Conclusions and Recommendations:
By itself, the CCT Program does nothing to improve education once the student enters school; it is a pure demand-side stimulus. But the combination of the CCT and some kind of mechanism to empower the community (for example – per-student payment to the school, either in the form of a voucher paid by the student) or a credit by the government, could have quite a powerful effect. It would increase the demand by all poor families for education and at the same time empower those families to demand and to receive better education. An alternative way of delivering this student-related payment to the school would be to make the voucher a component of the benefit paid to the family, which would be redeemable by the school. Each of these alternatives gives the student and the family increased bargaining power to demand and receive better education, hence in the process assisting in improving the quality of education. Also, the risks of such a joint program being gamed by both poor families and schools could be minimized by regular inspections and licensing schools, or by requiring some sort of national exam at different grade levels and by eliminating students from the program if they are not promoted within a maximum number of years.
As good as the CCT programs are, one has to realize that they are NOT magic bullets for solving all the developmental issues. Also they are expensive and not sustainable long-term . For example, Mexico’s Progresa Program’s 2002 annual budget was around Mex$18 billion(US$1.8 billion). Also, its worth mentioning that it is very difficult to stop these programs once they are implemented due to obvious reason of social backlash.
Most CCT Programs have been implemented in Latin America and Asia. The fact that these programs have to been implemented in Africa is because these programs need very good measurement mechanisms and administration, apart from favorable social structures and behavioral issues. Also, most of the CCT programs have been implemented in rural areas…as is most developmental work. The poor living in the urban areas have been neglected.
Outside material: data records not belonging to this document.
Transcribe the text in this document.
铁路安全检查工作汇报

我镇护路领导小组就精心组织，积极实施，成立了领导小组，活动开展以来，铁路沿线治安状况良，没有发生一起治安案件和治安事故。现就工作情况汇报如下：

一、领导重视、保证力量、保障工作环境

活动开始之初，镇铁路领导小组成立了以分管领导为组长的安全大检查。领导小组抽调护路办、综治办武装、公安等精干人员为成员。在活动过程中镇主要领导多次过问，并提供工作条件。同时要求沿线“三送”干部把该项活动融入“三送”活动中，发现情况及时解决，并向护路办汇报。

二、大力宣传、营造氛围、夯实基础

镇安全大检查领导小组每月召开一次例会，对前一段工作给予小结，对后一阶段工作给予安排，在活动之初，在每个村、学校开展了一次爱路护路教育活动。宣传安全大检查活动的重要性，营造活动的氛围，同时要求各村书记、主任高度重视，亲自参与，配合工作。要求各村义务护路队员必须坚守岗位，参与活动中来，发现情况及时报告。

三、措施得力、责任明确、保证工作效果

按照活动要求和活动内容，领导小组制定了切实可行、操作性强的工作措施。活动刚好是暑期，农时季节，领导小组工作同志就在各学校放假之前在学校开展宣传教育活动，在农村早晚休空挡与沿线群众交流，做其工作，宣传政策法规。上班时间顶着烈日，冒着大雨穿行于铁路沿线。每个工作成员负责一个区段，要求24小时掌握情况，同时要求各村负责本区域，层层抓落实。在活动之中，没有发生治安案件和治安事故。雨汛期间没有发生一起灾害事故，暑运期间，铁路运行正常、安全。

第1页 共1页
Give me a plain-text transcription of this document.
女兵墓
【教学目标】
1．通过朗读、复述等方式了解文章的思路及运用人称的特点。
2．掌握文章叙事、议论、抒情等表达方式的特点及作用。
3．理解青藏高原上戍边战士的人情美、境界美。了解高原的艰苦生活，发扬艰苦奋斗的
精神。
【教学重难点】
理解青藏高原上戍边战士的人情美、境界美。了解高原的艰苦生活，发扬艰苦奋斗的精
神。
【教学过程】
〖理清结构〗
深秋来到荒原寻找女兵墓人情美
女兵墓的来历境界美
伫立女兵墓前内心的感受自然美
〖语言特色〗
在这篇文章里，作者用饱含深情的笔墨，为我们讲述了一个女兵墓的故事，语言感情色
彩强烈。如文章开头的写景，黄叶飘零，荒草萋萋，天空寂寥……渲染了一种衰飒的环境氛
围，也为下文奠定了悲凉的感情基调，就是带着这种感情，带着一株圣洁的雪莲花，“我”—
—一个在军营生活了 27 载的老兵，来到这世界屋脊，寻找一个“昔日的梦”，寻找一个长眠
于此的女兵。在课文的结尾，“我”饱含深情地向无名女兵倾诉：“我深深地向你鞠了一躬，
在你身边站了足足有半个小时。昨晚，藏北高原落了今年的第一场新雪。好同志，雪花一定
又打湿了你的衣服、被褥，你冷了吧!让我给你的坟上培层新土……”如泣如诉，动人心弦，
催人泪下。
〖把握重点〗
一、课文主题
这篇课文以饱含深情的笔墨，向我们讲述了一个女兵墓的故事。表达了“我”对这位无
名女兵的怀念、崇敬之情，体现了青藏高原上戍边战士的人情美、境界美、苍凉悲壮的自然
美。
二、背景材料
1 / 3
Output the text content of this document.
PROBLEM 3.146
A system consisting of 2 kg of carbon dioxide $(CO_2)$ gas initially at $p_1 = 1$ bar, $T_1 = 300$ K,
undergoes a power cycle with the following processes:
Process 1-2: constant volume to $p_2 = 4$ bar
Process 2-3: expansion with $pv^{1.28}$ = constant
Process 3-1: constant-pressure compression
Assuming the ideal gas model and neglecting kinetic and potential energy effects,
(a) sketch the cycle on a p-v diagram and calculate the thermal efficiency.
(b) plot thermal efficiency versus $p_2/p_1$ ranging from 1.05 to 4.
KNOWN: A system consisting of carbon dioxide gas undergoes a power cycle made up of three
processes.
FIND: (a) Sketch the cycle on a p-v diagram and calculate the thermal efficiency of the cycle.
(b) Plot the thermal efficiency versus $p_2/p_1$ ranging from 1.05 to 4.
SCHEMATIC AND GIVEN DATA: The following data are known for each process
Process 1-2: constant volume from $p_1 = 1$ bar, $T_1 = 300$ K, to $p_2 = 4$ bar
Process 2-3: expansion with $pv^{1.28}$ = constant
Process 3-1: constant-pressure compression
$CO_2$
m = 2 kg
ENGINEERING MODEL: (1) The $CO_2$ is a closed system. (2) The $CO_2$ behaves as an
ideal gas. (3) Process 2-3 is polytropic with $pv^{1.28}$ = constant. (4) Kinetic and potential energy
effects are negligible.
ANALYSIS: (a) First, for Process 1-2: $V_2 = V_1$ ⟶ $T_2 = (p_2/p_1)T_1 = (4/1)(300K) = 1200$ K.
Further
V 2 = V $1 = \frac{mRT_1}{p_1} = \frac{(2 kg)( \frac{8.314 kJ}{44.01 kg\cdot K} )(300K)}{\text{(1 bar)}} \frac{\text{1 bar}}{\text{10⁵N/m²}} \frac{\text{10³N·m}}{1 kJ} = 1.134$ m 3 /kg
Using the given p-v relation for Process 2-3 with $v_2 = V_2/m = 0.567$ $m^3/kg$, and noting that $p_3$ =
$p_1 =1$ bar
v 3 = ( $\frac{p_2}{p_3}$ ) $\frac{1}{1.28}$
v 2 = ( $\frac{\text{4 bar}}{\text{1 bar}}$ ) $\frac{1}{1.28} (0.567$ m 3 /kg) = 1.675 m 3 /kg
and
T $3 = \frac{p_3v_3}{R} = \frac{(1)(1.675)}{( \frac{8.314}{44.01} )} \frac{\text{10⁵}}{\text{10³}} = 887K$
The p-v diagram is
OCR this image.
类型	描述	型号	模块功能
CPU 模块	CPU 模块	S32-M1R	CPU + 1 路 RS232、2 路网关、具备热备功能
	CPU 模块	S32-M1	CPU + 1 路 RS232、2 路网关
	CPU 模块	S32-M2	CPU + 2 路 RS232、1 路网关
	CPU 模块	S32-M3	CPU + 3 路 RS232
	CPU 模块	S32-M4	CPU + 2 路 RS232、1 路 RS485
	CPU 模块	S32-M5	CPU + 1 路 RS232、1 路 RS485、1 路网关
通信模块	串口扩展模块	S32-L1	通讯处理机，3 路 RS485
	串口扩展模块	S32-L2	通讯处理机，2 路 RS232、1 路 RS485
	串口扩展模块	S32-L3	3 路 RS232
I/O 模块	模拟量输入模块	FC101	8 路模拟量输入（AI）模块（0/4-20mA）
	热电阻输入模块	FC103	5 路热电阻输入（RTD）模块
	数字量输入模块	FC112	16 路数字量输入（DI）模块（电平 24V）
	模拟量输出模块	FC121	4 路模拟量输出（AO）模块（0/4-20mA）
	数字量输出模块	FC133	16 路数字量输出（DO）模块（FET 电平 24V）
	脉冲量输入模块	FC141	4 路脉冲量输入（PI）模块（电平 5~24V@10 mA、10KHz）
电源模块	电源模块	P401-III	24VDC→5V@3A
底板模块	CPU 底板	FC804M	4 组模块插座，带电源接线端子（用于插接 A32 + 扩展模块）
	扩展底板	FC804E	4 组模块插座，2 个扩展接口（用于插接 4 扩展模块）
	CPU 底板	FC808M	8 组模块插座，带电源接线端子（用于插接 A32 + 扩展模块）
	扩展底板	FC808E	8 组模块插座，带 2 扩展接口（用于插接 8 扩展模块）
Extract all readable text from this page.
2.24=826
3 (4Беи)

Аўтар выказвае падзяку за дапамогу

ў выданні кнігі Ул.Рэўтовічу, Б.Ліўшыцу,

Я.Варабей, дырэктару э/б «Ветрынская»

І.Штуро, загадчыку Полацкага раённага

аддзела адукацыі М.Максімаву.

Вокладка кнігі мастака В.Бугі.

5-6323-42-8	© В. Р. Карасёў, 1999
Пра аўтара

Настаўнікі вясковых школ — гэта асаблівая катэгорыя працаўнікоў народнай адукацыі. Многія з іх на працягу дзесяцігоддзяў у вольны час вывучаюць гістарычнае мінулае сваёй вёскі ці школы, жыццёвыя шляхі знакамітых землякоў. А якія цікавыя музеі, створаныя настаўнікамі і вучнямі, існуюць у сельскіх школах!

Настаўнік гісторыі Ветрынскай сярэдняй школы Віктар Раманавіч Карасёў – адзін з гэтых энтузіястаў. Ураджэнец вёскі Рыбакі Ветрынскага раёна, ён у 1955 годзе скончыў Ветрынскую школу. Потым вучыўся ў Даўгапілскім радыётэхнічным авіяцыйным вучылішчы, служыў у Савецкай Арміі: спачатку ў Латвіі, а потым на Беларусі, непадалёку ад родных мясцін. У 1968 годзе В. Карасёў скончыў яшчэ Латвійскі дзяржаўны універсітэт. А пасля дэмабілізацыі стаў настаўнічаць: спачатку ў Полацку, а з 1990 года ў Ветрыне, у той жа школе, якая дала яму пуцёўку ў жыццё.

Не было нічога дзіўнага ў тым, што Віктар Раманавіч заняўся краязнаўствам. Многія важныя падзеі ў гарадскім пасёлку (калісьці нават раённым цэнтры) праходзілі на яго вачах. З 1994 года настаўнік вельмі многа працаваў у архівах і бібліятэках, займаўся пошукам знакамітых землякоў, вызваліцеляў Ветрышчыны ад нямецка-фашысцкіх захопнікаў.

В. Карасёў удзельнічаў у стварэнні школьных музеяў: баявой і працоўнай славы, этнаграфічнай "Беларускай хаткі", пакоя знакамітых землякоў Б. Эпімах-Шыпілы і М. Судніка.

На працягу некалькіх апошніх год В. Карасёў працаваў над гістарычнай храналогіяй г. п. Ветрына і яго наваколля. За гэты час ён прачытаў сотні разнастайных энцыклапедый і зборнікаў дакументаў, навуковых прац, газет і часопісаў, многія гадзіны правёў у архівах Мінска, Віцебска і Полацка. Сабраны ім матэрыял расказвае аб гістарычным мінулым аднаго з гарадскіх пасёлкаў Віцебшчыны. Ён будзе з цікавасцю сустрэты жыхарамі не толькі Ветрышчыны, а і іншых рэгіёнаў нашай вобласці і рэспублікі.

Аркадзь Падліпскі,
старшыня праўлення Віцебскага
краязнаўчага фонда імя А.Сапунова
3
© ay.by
The CCT programs can be interpreted as a response to the failures of traditional supply-side interventions (such as schools and health clinics), which have been underutilized by the poor because of the expenses, high opportunity costs, difficult access, and a lack of incentives for investing in children’s human capital. They are not a substitute for the provision of high-quality supply-side investments. Rather, they complement such investments by directly addressing the problem of insufficient demand for health and education services from the poor. Hence, these programs’ ultimate success is dependent on access to high-quality health and education services.